A linguagem pode ser uma arma ao serviço do poder, mas também pode ser uma ferramenta de resistência. Depende de nós escolher que lado servimos: o da clareza que liberta ou o da confusão que oprime. 

terça-feira, 29 de julho de 2025

A Subversão da Democracia

 

Giuliano da Empoli, com "O Mago do Kremlin", ofereceu-nos uma janela perturbadora para as entranhas do poder russo, personificando a manipulação e a construção de realidades através da figura enigmática de Vadim Baranov. Este, um ex-produtor de reality shows, transformado em eminência parda de Putin, orquestra um teatro político onde a verdade é maleável e a emoção, a moeda corrente. Mas, ao virar as páginas, a inquietante pergunta que me assaltava era: será que esta narrativa, por mais distópica que pareça, não encontra um eco ainda mais alarmante na política ocidental, nomeadamente no trumpismo? E, nesse caso, não estaremos perante uma caricatura, talvez, mais perigosa ainda do que a de Putin?

A grande diferença reside na premissa. O "Czar" de Empoli opera num regime autoritário consolidado, onde a orquestração da desinformação e a fragilização das instituições são ferramentas de um poder já estabelecido. No trumpismo, a invasão das táticas de Baranov ocorre no coração de uma suposta democracia que, até então, se imaginava robusta. É a subversão de dentro para fora, a erosão de pilares democráticos não por um Estado já totalitário, mas por um movimento que, ironicamente, se apresenta como defensor do povo contra as "elites".
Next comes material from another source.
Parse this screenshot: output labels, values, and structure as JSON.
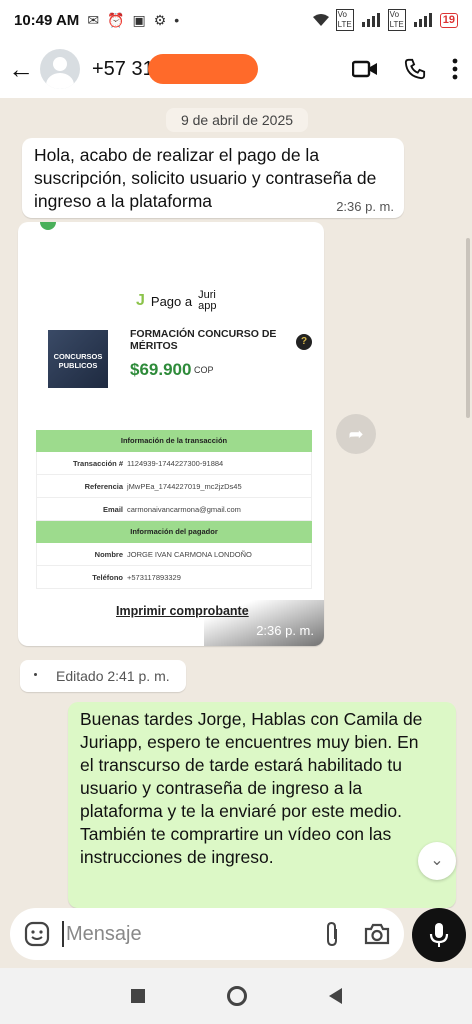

Pensemos na forma como a administração Trump operou: a insistência em "factos alternativos", a negação descarada de evidências, a demonização da imprensa como "inimigo do povo". Tudo isto remete para a lógica de Baranov de criar uma realidade própria, imune à verificação e à crítica. Se na Rússia de Putin a população já estava acostumada a uma certa dose de propaganda estatal, nos EUA, a capacidade de desmantelar a confiança em instituições como a CBS e apresentadores como Stephen Colbert, do Late Show, que foi alvo de intensas pressões e apelos por parte da Casa Branca de Trump para que fosse silenciado e até demitido, sugere uma fragilidade até então subestimada. A sua postura crítica e a própria essência do jornalismo de late night que representava foram frontalmente atacadas pela retórica trumpista. Essa campanha de deslegitimação, que se manifestou de várias formas ao longo dos tempo e culminou mais recentemente no anúncio do fim do programa por alegadas razões financeiras, mas com fortes suspeitas de motivações políticas, espelha a forma como os regimes autoritários trabalham para anular qualquer voz independente.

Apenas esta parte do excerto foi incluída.